The narrative starts in a courtroom where an apparently banal trial is taking place. It evolves into profound philosophical arguments derailing the underpinning of theocratic laws, and ends with the triumphant victory of art and imagination. Viewed both as a story of contemporary Iran under of political and religious despotic rule or as the re-transcription of the historic trial of the Persian poet Mansur Al-Hallaj condemned for heresy in 922 AD, Overruled is a work rich in metaphors that explores the underlying conditions of power in socio-cultural structures.
The title of the new photographic work, The Book of Kings, which gives its name to the exhibition, also stems from this temporal and historical ambiguity. The title is actually taken directly from the Shahnameh ("Book of Kings"), a long and mythical Persian poem written by the poet Ferdowsi between the years 977 and 1010. In 60,000 verses, it narrates the history of Iran from the creation of the world until the Islamic conquest of Persia in the 7th century.
Three distinct groups make up this series of photographs:
- the Masses are featured by some 45 black and white head shot portraits of Iranian men and women’s faces, facing us with a neutral expression. A delicate calligraphy covers these portraits.
- the Patriots are head-and-shoulder portraits of young Iranian men and women facing front with one hand symbolically laid on the heart. Their faces and sometimes their arms are covered with delicately hand-written calligraphic poems taken from contemporary poetry written by Iranian authors.
- the Villains are represented by full-size portraits of men, seated or standing, whose face, arms and torso are naked and covered of drawings, epic scenes taken from Shahnameh. The artist emphasized their dramatic dimension by redrawing them in black ink and by introducing red, the only color used.
Again in this series, Shirin Neshat uses calligraphy as a way to emphasize the metaphorical value of her portraits. By darkening or, conversely, brightening the facial expressions of the subjects and their emotional intensity, the delicate calligraphic writings and drawings create an intimate link between the current energy of contemporary Iran (represented by the subjects of these portraits) and its historical and mythical past (as it appears in the Shahnameh).

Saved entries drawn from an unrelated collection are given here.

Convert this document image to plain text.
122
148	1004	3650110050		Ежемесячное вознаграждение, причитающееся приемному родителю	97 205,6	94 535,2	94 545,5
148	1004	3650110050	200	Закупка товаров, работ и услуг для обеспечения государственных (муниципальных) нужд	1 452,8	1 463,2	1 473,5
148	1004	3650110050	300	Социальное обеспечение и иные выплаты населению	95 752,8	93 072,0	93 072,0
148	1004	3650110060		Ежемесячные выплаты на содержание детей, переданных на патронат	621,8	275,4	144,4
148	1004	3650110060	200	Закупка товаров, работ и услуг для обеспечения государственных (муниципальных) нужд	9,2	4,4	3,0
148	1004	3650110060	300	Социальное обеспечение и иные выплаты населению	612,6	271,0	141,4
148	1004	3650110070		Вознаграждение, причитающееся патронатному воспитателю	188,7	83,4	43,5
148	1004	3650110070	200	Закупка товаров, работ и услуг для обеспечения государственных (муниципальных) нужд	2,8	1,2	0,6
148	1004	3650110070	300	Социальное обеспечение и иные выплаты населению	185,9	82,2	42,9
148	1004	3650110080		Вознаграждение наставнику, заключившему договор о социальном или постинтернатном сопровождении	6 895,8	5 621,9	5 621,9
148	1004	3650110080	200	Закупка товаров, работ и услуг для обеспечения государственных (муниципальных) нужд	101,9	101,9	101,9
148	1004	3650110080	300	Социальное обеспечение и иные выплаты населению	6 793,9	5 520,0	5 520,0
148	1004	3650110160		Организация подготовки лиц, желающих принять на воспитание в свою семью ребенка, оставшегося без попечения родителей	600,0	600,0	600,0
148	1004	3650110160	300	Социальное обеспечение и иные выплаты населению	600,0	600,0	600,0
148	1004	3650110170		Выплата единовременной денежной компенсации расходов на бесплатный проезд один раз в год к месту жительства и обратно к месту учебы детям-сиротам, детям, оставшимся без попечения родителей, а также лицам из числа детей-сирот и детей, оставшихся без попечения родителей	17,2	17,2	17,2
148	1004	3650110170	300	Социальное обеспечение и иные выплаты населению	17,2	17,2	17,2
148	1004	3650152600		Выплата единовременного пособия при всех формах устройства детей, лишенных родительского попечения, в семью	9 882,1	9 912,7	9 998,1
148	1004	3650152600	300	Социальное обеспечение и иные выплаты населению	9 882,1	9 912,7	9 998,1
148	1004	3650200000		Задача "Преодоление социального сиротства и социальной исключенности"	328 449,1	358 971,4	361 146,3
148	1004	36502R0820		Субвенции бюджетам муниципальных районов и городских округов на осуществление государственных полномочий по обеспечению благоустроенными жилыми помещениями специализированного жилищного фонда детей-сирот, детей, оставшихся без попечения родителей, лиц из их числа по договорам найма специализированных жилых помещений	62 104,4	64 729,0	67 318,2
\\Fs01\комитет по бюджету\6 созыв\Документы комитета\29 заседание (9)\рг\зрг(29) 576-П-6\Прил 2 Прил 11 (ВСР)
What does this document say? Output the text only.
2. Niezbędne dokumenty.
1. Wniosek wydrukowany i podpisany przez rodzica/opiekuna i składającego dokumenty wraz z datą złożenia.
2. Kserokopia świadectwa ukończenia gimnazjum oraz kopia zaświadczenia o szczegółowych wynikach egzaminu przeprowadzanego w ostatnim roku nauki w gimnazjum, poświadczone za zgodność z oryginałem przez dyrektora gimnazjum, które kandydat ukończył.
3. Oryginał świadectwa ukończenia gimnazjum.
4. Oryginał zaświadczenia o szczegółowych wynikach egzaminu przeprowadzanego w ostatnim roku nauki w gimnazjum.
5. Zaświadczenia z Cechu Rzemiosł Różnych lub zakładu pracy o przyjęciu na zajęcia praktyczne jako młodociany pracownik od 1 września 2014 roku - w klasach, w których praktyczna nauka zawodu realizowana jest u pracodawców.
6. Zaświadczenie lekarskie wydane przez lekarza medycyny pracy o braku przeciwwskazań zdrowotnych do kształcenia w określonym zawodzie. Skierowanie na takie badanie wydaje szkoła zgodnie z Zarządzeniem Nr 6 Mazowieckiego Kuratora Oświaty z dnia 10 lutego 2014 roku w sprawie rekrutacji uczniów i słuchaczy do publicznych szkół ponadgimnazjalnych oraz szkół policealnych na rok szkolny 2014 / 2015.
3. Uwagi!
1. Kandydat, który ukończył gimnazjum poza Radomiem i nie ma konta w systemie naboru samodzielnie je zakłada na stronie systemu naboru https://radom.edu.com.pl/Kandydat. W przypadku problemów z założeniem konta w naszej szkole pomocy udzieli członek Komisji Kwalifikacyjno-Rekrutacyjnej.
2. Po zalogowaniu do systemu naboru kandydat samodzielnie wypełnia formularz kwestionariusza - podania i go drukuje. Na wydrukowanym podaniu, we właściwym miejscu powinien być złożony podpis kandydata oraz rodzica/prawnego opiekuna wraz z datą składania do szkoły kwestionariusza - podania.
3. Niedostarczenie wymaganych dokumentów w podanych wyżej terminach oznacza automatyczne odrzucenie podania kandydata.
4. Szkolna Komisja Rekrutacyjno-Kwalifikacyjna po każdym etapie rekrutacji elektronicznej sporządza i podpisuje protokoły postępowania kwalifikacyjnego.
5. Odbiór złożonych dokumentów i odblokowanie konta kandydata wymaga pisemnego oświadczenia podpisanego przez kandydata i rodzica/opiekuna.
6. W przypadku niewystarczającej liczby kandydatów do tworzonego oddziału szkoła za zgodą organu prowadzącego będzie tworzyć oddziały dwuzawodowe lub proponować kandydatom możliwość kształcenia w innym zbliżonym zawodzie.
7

By applying calligraphy on the faces and bodies and using very pronounced black and white contrasts, this new work of Shirin Neshat instinctively reminds us of her first world-famous series Women of Allah. However, as Abdee Kalantari points out in the catalog essay accompanying the exhibition, it is immediately distinguished by the delicacy and small, almost illegible size of the calligraphic writings, and especially by the absence of any obvious religious symbolism. Here in fact, the artist wants to take us into a dimension that is no longer that of the immediate, but of a historical perspective, more universal, beyond all present divisions.
Since its debut, the work of Shirin Neshat confronts these visible paradoxes that form the male and female, youth and old age, past and present, power and submission, black and white, light and darkness, joy and distress. Before, it was clear-cut and well illustrated as in the video Turbulent, which earned the artist the International Prize at the Venice Biennale in 1999. This confrontation is now expressed in a voluntarily more vague way, in response to the complexity of the current socio-politico-religious situation in Iran and in the Muslim world, as the result of a long and complicated history.
Now more than ever, the strength of Shirin Neshat’s art is not in the immediate impact of shocking images as in her first video and photo works, but in the ever growing lyricism of its concepts and its images. Fixed or filmed, with no other effects than calligraphy, these images take all their strength of expression in their metaphorical richness.